Thoughtful Solarians who had retained a more traditional outlook observed that there was no reason to believe the berserkers would let any such migration depart in peace. And opinions were divided as to whether the programmed berserker mission of wiping out all life applied solely to the home Galaxy, or was ultimately to be extended across the entire universe. (No Solarian, and probably no berserker, had had a close-up look at another Galaxy yet; several expeditions had been launched, but the travel difficulties posed by the intergalactic void had turned out to be more formidable than expected.)
A small minority of people, on Earth and elsewhere, were beginning to be openly, defiantly goodlife (though they indignantly refused to accept that label) in the sense that they thought it was worthwhile to try to open some kind of negotiations with the foe. Some even claimed Carmpan support for this position.
Any Carmpan who allowed himself (or herself) to be questioned by Solarians denied this. But some Solarians argued— giving evidence that was hard to refute—that it was impossible to determine what any Carmpan really thought about anything.

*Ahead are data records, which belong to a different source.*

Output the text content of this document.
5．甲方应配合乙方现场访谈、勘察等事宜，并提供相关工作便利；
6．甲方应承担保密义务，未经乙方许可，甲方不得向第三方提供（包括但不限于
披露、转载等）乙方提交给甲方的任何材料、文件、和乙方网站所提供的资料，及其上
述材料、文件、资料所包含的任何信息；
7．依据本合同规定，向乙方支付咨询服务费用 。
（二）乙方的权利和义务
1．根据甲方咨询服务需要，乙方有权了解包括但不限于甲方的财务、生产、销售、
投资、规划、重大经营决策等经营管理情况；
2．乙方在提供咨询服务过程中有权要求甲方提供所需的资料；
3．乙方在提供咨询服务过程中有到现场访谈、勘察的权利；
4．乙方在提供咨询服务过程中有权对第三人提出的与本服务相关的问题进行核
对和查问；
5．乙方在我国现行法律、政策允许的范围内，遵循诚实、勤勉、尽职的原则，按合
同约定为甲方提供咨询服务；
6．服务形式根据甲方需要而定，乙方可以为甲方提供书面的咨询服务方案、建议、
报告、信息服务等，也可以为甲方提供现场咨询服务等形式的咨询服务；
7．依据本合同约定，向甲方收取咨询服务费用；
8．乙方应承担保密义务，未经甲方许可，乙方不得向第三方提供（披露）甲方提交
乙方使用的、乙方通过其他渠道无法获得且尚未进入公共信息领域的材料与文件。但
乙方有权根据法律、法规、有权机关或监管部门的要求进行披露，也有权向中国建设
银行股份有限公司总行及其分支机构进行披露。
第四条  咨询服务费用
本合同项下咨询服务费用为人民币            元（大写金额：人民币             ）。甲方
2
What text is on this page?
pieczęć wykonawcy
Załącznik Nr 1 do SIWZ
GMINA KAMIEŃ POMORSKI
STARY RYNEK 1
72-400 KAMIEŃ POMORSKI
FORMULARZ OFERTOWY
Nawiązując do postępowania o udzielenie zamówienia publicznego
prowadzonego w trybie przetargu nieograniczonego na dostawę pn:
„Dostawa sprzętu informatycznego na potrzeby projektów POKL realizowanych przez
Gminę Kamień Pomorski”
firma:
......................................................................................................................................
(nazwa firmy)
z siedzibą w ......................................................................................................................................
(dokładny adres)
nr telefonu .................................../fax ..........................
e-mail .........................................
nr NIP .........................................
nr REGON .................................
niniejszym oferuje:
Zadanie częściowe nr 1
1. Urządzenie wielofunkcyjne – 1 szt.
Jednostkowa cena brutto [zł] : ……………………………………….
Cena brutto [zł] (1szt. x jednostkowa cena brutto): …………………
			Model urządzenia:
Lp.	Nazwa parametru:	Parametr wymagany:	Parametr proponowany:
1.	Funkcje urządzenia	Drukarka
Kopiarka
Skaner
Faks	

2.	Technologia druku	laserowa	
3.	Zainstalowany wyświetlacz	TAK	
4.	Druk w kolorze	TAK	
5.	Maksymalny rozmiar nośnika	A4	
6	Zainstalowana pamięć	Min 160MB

"The premier will see you now, admiral."
Moments later, Bowman found himself standing before the lady and her cabinet. She was gray-haired, simply dressed, with eyes of a piercing Nordic blue.
Somehow Bowman was not surprised to see a Carmpan visitor here, among the very important folk. As introductions went around the circle, the non-Solarian was presented under the name of Nine Thousandth Diplomat.
Formalities quickly out of the way, Bowman had launched into his briefing, and was telling the premier and her assembled luminaries that humanity faced this kind of a situation: "We have no battleships, ma'am. Zero battlewagons in the Gulf theater. The few we might have moved out that way are here, instead, in Sol System, ready to take part in a last-ditch defense if the enemy gets this far.